CIT-423 Machine Learing

Professor Md Abdul Masud

Reference Book: Ethem Alpaydın - Introduction to Machine Learning (Third Edition)

Introduction

  • Concepts on Machine Learning, Deep Learning, and Reinforcement Learning
  • Concepts on Supervised Learning, Unsupervised Learning, and Semi-Supervised Learning

  • Supervised Learning

    • Discrete \(\to\) Classification \(\to\) Accuracy
    • Continuous \(\to\) Regression \(\to\) Error
  • Prameter Estimation \(\to\) Linear Regression

Chapter 2 : Supervised Learning

2.1 Learning a Class from Examples (Data)

Classification:

  • Hypothesis \(\to\) Equation/Mathematical Model
\[ Error, E(h|x) = \sum_{t=1}^{N} (h(t) \neq r^t) \]
  • Most specific hypothesis \(\to\) tightest hypothesis + all positive
  • Most general hypothesis \(\to\) largest hypothesis

Figure 2.3

Assignment

Multi-Class Classification

  • Confusion Matrix
  • Accuracy
  • Precision
  • Recall
  • F1-Score
  • ROC Curve

2.2 Vapnik-Chervonenkis (VC) Dimention

  • largest point
  • n points \(\to\) \(2^n\) possible points
  • \(\tau = {f(x)}\)

2.3 Probably Approximately Correct (PAC) Learning

Given a class, \(C\), and examples drawn from some unknown but fixed probability distribution, \(p(x)\), we want to find the number of examples, \(N\), such that with probability at least \(1 − δ\), the hypothesis \(h\) has error at most \(\epsilon\), for arbitrary \(δ ≤ 1/2\) and \(\epsilon > 0\)

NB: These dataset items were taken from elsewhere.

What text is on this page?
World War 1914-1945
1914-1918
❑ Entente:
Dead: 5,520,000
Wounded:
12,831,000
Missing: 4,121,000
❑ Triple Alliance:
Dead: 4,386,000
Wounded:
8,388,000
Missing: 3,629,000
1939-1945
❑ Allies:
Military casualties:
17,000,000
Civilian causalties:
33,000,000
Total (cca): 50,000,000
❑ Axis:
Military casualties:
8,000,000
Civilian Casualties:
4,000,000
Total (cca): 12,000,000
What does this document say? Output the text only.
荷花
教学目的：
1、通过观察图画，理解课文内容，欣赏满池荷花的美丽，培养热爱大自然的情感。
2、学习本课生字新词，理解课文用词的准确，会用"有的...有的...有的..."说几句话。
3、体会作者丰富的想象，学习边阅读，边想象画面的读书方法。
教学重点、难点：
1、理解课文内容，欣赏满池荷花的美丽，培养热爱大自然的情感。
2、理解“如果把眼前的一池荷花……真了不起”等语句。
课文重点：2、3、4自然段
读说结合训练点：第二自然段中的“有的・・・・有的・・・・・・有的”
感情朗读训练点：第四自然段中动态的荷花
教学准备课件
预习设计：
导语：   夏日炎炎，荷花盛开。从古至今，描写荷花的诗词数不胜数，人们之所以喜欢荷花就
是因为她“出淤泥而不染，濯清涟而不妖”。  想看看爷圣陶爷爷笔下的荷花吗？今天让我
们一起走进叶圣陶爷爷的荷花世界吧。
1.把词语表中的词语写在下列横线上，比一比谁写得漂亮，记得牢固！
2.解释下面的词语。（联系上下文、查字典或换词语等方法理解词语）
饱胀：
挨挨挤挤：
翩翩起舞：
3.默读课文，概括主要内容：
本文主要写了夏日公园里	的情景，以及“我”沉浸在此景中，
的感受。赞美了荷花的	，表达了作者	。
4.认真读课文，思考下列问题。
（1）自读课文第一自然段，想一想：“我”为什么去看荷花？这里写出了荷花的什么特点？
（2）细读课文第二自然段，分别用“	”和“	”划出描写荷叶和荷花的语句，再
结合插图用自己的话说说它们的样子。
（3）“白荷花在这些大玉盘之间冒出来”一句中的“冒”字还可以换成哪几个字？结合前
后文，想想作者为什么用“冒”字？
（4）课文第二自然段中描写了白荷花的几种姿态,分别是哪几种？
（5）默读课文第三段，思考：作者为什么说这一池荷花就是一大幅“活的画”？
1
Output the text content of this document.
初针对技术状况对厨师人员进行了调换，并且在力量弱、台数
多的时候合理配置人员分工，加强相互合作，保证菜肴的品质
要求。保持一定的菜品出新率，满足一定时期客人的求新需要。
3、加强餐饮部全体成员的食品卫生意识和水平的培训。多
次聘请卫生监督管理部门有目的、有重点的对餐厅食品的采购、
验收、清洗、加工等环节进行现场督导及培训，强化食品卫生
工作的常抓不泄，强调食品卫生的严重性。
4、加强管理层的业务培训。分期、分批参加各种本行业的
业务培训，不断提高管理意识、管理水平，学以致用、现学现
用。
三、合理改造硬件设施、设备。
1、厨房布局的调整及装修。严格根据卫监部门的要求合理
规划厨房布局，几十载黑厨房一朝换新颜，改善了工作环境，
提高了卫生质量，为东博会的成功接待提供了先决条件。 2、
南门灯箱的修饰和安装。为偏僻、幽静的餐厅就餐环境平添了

\[ P \{CΔh ≤ \epsilon \} ≥ 1 − δ \]

where \(CΔh\) is the region of difference between \(C\) and \(h\)

2.4 Noise

2.5 Learning Multiple Classes

In the general case, we have \(K\) classes denoted as \(C_i, i = 1, . . . , K\), and an input instance belongs to one and exactly one of them. The training set is now of the form \(X = \{x^t , r^t \}N t =1\) where \(r\) has \(K\) dimensions and

\[r^{t}_{i}= \begin{cases} 1, & {\text{if } x^t ∈ C_i}.\\ 0, & {\text{if } x^t ∈ C_j , j \neq i}. \end{cases} \]

We have \(K\) hypotheses to learn such that,

\[h_i (x^t)= \begin{cases} 1, & {\text{if } x^t ∈ C_i}.\\ 0, & {\text{if } x^t ∈ C_j , j \neq i}. \end{cases} \]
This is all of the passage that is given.